18 April 2009

Food, Round Two

On a drive early in my stay here I noticed, on the Edenderry Road, a small sign, Organic Farm Shop, Friday 1-7.  It took me until today, three Fridays into my stay, to be able to go. I missed the turn on the way back from Ballinderry and got nearly to Edenderry before I realized I had done and made the always precarious u-turn back. The lane into the farm went under an archway of sheltering trees just coming into bud that were planted on both sides of the dirt track. At the end of the lane the drive opened onto a gravel yard. On the right was a small farmhouse painted white with the usual dark wood trim. Directly in front was the barn. The door of the narrow side room was open, and inside two young women were packing eggs. Across from the house on the third side of the rectangle was a second outbuilding; this one housed the shop.

The shed, a low-ceilinged windowless building with cement block walls, was about eight feet deep and maybe twice as wide. It was filled with food, fruits on the left, vegetables directly in front, whole free-range chickens and packages of spelt and other grains on the right. On the floor under the chickens were glass bottles of unhomogenized milk. The table in the center of the room held two huge wedges of cheese, which turned out to be a locally made Emmenthaler. Everything was organic.

            I had despaired of finding produce that wasn’t shrink-wrapped and shipped from Spain or China, and although everything at the shop was certainly not locally sourced (the pile of bananas on the fruit side was a dead giveaway) it was all fresh, healthy-looking and utterly appealing. Thinking of my tiny fridge and the fact that I had stupidly bought some produce at the Dunnes Stores the night before, I nonetheless filled my arms with broccoli, potatoes, an enormous head of red-leaf lettuce, cremini mushrooms, and some gorgeous parsley. Sadly, I had just missed the asparagus, a vegetable I haven’t laid eyes on since I got here and would have paid nearly anything to have.

 The wiry woman in a knit cap who runs the stand, clearly a great marketer, offered me a taste of the cheese; the complexity was intense, but I succumbed to only a tiny sliver, most of which I have already devoured. She of course talked me into eggs, and I couldn’t pass up the milk either; I’ll make some cream of broccoli soup for my cousins.

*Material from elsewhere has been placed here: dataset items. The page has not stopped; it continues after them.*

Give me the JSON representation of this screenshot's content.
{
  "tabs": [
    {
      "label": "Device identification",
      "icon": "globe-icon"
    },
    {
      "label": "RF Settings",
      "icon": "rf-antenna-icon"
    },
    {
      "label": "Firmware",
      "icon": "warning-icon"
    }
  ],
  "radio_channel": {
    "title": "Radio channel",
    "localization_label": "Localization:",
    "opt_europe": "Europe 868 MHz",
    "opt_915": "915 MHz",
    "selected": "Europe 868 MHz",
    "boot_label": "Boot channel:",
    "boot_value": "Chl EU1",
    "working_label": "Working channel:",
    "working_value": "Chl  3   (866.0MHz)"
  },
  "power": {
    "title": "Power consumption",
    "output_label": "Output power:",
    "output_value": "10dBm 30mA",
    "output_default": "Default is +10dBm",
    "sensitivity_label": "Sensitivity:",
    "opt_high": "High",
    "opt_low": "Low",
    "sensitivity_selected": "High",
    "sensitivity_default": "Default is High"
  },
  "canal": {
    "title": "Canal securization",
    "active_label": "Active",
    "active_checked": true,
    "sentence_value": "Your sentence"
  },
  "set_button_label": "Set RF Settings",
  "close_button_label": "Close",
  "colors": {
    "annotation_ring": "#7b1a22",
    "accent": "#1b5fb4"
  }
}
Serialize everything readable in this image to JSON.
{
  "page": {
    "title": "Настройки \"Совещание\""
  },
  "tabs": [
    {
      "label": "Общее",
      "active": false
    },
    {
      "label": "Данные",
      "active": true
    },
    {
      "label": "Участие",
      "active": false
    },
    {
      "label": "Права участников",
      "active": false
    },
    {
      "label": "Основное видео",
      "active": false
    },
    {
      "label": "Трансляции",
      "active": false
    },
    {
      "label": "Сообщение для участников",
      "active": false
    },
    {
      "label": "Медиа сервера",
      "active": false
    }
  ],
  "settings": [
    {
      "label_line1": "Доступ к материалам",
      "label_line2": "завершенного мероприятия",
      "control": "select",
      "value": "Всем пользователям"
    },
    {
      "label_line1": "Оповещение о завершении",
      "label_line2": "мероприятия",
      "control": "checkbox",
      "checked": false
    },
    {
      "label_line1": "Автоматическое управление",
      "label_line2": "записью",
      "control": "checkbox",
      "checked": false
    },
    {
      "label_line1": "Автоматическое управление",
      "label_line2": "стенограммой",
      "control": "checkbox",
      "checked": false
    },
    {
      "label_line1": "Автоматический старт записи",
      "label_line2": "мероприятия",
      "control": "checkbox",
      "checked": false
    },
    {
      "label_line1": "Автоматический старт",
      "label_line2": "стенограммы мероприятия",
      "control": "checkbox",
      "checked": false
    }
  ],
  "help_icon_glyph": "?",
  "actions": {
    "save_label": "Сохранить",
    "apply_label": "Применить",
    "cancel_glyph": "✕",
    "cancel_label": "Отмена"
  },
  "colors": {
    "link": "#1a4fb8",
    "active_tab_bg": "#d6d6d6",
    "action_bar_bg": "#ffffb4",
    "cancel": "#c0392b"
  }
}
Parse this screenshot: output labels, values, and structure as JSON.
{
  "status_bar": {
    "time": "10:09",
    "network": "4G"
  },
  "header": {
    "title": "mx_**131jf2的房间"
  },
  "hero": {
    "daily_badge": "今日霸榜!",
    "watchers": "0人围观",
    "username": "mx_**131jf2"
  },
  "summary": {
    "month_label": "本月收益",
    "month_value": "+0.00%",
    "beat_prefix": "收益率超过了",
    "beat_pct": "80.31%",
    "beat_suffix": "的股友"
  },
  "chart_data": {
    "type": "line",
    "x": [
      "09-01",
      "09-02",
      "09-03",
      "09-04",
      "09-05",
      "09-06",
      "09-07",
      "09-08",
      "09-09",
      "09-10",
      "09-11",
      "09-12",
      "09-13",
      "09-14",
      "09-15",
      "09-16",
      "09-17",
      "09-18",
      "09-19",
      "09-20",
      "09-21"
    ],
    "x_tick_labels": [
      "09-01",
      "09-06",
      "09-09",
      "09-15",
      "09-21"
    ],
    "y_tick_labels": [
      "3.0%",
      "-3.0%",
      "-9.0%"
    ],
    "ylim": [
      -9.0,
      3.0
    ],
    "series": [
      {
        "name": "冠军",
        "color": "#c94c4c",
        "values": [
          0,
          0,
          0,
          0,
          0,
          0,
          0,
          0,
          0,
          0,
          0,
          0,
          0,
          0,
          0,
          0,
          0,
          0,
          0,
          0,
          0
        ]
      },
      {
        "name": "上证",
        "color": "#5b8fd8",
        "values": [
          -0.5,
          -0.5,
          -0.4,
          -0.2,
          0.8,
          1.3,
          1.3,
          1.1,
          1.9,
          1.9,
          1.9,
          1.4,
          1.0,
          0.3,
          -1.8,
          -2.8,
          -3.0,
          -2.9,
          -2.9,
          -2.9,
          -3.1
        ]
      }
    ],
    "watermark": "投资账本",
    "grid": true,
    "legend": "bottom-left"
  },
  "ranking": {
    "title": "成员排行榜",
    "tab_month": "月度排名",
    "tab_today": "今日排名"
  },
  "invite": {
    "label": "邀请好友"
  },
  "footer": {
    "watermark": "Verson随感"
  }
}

Tonight I had a short time to prepare dinner before heading off to a meeting of the Edenderry Historical Society. I found myself focusing on my usual fallback dinner when I’m in a hurry, scrambled eggs. This time the yolks of the eggs were thick and rich and orange when I whisked them. I sautéed the mushrooms

first, then stirred in the eggs and finished them off with lots of chopped parsley. With the eggs I had the red-leaf lettuce in a salad with red peppers and feta cheese, two purchases from the supermarket. Heaven.

This week I’ll buy some pans so I can cook some asparagus and one of the chickens, and I’ll be on the doorstep when the shop opens at 1 next Friday.

1 comment:

  1. What an enchanting way to shop locally. The promise of "organic" in this setting seems so completely authentic. (Not that it isn't everywhere, but what you've written brings the promise of "organic" to life.)